What I mean is: approximating implicit Mercer kernel feature maps with explicit features; Equivalently, approximating the Gram matrix, which is also related to mixture model inference and clustering.
I’m especially interested in how it might be done using random linear algebra via random embeddings such as random projections.
Also I guess we need to know trade-offs of computational time/space cost in approximation bounds, so that we can decide when to bother. When is it enough to reduce computational cost merely with support vectors, or to evaluate the kernels efficiently using, e.g. the Fast Gauss Transform and related methods, rather than coming up with alternative kernel bases? (e.g. you don’t want to do the fiddly coding for the Faust Gauss transform)

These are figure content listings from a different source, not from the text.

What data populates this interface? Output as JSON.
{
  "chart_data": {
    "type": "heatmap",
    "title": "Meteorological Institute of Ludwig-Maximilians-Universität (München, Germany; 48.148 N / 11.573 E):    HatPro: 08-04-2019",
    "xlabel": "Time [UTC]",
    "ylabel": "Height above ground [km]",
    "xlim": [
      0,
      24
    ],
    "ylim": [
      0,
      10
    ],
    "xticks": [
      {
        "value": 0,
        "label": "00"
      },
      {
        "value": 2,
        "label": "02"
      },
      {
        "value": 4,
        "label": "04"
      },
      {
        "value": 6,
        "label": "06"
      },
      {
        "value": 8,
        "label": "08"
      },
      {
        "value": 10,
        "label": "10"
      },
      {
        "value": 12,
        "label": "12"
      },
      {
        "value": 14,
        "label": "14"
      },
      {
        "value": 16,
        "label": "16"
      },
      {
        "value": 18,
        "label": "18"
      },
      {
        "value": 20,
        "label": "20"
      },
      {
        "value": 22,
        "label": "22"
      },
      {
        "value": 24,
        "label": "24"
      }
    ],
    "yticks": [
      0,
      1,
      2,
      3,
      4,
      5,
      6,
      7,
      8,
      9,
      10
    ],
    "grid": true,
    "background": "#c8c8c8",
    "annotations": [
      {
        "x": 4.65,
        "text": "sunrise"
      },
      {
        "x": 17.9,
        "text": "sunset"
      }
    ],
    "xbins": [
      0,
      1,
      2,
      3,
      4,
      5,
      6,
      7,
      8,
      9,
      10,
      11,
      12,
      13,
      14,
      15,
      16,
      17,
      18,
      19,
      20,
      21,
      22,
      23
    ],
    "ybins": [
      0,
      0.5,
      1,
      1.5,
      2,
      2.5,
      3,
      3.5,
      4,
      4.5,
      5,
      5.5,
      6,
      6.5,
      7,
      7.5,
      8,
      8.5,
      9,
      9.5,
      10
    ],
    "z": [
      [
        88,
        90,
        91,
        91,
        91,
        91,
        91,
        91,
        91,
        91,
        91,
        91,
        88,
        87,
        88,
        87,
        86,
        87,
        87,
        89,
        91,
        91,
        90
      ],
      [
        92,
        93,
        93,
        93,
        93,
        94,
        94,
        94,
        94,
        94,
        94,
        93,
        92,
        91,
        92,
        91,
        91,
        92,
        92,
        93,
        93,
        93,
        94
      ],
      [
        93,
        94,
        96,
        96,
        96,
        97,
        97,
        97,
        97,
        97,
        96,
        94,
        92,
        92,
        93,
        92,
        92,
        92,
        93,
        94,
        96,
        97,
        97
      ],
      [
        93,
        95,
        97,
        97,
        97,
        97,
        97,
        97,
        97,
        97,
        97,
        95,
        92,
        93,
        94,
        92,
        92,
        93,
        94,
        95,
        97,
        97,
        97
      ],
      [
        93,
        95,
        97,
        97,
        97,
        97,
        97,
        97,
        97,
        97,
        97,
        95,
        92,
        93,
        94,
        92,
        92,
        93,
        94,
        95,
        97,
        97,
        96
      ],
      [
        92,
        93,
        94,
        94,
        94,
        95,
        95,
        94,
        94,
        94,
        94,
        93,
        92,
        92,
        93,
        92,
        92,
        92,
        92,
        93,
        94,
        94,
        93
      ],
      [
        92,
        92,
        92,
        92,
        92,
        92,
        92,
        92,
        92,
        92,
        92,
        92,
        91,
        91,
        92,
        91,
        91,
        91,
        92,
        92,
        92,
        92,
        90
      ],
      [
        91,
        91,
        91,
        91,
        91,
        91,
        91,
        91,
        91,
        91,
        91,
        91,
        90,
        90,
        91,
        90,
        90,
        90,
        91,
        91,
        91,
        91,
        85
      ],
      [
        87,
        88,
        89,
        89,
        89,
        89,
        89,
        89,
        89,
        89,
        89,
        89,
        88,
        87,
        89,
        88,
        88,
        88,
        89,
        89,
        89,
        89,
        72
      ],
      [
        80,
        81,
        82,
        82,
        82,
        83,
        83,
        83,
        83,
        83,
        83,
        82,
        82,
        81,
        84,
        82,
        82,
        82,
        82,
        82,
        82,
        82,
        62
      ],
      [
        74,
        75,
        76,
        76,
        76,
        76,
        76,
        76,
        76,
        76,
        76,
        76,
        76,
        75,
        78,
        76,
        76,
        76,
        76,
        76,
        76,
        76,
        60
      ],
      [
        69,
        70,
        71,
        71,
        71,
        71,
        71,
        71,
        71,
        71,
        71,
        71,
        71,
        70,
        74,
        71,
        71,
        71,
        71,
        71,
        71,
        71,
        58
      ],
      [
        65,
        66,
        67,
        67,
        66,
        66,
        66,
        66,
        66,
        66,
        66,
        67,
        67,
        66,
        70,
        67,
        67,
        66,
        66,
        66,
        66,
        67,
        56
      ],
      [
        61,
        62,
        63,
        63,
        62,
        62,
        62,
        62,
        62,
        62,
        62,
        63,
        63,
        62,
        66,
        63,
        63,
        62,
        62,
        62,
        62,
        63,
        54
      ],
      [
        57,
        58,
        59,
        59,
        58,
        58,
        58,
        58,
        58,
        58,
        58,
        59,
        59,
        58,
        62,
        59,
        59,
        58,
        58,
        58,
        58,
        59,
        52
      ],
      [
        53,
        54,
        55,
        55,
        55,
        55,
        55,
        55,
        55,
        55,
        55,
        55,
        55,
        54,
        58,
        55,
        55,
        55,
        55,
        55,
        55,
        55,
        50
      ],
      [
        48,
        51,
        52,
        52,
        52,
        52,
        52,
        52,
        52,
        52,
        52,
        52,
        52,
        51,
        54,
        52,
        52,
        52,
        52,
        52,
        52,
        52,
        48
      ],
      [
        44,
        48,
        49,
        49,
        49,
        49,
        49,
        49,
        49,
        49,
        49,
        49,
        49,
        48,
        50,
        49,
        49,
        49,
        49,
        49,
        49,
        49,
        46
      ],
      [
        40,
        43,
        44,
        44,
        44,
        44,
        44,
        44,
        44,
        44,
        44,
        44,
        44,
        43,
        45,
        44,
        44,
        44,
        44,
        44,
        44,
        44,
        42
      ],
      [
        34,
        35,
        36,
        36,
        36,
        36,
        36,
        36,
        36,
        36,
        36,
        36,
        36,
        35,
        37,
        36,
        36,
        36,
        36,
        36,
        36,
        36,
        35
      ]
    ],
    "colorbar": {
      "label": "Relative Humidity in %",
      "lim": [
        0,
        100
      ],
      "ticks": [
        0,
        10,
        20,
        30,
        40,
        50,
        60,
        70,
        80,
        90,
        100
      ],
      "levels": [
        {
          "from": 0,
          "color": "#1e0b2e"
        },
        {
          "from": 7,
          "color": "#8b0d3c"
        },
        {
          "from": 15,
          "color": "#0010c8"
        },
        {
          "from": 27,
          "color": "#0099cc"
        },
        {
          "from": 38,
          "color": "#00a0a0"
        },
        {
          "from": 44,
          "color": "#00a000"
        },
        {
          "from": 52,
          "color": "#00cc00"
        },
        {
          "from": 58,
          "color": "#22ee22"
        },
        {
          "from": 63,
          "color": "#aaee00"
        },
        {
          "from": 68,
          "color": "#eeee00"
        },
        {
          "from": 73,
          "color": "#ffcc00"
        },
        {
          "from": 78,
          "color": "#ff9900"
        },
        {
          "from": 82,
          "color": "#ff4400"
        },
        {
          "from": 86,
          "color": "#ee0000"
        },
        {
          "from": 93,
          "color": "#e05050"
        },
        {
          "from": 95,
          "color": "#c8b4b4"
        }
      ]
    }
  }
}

Not the related but distinct (terminological collision) of approximating functions from convolution kernels. In kernel approximation we look for approximations, in some sense, to the component kernels themselves.
A good introduction to what is going on is
- Random Fourier Features
- Reflections on Random Kitchen Sinks
- Adventures in Data Land, The Neal Kernel and Random Kitchen Sinks
1 Do you need to even calculate the Gram matrix?

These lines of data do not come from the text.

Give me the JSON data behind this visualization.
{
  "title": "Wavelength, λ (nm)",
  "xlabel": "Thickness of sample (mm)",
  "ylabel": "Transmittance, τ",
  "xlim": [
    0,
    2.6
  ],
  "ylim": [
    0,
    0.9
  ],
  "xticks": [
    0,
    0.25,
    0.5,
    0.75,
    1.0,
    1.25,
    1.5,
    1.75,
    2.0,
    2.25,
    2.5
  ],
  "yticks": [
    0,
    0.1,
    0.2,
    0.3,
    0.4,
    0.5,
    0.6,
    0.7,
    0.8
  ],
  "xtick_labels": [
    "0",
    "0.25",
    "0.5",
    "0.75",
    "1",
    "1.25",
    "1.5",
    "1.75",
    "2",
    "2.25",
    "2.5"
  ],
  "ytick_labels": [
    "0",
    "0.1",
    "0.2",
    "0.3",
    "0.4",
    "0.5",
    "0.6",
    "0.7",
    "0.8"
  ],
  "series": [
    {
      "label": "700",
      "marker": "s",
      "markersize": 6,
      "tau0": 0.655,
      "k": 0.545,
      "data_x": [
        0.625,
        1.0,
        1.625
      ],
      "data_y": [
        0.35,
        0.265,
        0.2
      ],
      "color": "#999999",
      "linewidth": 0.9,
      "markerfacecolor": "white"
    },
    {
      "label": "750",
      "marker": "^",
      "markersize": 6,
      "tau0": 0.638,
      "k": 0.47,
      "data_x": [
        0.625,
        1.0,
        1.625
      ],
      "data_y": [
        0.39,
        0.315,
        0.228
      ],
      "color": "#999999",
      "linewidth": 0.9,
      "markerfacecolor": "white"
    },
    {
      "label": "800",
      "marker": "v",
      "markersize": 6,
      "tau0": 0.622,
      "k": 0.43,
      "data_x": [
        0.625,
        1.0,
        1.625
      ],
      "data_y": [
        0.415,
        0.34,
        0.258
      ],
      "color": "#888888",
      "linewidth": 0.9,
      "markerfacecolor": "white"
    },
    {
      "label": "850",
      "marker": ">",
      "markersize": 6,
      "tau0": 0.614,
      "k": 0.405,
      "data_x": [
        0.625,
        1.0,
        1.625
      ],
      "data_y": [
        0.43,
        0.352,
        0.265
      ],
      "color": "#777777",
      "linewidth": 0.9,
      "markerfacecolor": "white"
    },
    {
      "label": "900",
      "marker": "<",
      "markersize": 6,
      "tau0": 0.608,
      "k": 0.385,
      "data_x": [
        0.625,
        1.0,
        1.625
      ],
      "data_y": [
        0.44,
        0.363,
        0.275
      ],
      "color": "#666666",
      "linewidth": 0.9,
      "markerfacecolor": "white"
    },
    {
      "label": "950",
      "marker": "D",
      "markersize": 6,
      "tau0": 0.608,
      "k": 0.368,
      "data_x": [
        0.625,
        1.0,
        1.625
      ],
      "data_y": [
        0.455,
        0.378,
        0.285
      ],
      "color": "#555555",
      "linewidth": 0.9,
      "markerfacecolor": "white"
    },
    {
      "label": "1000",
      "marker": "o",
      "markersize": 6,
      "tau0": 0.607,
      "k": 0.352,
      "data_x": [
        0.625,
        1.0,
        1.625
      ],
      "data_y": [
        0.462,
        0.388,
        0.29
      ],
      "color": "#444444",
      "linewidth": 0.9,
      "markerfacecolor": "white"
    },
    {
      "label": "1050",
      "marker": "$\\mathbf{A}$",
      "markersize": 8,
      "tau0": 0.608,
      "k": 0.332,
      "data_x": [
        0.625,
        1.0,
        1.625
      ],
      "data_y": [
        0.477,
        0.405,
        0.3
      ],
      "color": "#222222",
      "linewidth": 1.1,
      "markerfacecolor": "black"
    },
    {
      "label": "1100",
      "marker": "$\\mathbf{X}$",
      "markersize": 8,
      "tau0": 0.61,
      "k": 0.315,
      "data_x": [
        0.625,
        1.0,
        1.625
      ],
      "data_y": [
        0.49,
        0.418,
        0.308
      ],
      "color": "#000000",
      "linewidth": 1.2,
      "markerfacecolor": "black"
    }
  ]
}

Francis R. Bach and Jordan (2002) does a kernel ICA without calculating the whole Gram matrix (!). Does that fit in here?
2 Stationary kernels
I am mostly interested in translation-invariant (i.e. stationary, or homogeneous) kernels, so assume I’m talking about those unless I say otherwise.
Short introduction at scikit-learn kernel approximation page.

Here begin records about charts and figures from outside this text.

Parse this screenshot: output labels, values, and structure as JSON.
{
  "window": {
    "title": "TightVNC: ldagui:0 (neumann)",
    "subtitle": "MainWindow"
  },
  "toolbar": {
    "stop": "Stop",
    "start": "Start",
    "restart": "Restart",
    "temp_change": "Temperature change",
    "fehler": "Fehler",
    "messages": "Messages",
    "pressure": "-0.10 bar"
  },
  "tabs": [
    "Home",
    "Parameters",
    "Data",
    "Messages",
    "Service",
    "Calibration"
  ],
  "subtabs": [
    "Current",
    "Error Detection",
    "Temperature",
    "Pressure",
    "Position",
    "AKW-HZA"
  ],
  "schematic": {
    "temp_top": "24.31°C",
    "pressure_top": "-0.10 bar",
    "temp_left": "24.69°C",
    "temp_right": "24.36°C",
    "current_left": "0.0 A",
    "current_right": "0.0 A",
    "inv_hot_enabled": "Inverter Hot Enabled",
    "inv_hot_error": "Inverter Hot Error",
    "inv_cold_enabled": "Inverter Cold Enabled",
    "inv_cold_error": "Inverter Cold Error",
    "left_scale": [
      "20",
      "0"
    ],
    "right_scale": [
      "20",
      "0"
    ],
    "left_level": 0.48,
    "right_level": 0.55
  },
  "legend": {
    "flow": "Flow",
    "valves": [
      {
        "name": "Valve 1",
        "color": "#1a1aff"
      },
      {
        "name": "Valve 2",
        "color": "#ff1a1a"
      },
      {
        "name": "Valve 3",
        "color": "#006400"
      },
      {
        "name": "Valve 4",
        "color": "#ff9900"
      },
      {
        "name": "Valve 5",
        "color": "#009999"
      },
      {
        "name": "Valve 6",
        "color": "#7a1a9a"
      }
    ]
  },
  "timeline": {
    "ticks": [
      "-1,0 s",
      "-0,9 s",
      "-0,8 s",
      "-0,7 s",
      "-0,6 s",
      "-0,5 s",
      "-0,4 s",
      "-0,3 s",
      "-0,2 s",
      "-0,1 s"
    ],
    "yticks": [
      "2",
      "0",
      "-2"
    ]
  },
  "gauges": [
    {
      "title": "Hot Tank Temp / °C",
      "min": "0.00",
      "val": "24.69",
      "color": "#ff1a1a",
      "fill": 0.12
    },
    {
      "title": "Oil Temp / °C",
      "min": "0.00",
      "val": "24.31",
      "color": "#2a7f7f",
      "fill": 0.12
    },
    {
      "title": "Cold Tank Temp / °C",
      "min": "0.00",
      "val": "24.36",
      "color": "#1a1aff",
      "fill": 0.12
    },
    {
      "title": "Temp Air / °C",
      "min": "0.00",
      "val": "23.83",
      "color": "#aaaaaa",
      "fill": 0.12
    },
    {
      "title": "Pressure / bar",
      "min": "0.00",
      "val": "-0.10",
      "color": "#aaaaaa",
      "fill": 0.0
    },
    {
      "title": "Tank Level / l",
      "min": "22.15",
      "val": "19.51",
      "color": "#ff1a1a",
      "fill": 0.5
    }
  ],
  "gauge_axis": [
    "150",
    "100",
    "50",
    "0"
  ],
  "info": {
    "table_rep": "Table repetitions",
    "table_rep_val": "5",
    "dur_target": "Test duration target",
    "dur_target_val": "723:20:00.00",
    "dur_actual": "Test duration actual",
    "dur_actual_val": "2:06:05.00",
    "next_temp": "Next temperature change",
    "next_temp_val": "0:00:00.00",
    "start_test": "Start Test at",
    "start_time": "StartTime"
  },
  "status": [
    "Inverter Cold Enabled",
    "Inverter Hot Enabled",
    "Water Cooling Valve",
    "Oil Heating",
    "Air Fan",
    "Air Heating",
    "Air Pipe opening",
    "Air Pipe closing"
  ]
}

See (Drineas and Mahoney 2005; T. Yang et al. 2012, 2012; Vedaldi and Zisserman 2012; Rahimi and Recht 2007, 2009; Alaoui and Mahoney 2014; F. Bach 2015; Francis R. Bach 2013; Solin and Särkkä 2020).
The approximations might be random projection, or random sampling based, e.g. the Nyström method, which is reportedly effectively Monte Carlo integration, although I understand there is an optimisation step too?
I need to work out the difference between random Fourier features, random kitchen sinks, Nyström methods and whatever Smola et al (Schölkopf et al. 1998) call their special case Gaussian approximation. I think Random Fourier features are the same as random kitchen sinks, Rahimi and Recht (2007) and Nyström is different (C. K. Williams and Seeger 2001). When we can exploit (data- or kernel-) structure to do better? (say, (Le, Sarlós, and Smola 2013)) Quasi Monte Carlo can improve on random Monte Carlo? (update: someone already had that idea: (J. Yang et al. 2014)) Or better matrix factorisations?
Vempati et al. (2010):
Recently, Maji and Berg and Vedaldi and Zisserman proposed explicit feature maps to approximate the additive kernels (intersection, \(\chi^2\), etc.) by linear ones, thus enabling the use of fast machine learning technique in a non-linear context. An analogous technique was proposed by Rahimi and Recht (Rahimi and Recht 2007) for the translation invariant RBF kernels. In this paper, we complete the construction and combine the two techniques to obtain explicit feature maps for the generalized RBF kernels.
3 Using bases
See GP basis methods.
4 Inner product kernels
See e.g. Koltchinskii and Giné (2000). These have some elegant relations to low-dimensional random projections. How well can we approximate NN kernels?
5 Lectures
6 Connections
MDS and Kernel PCA and mixture models are all related in a way I should try to understand when I have a moment.
For the connection with kernel PCA, see Schölkopf et al. (1998) and C. K. I. Williams (2001) for metric multidimensional scaling.
Altschuler et al. (2019) use projection tricks to calculate Sinkhorn divergence.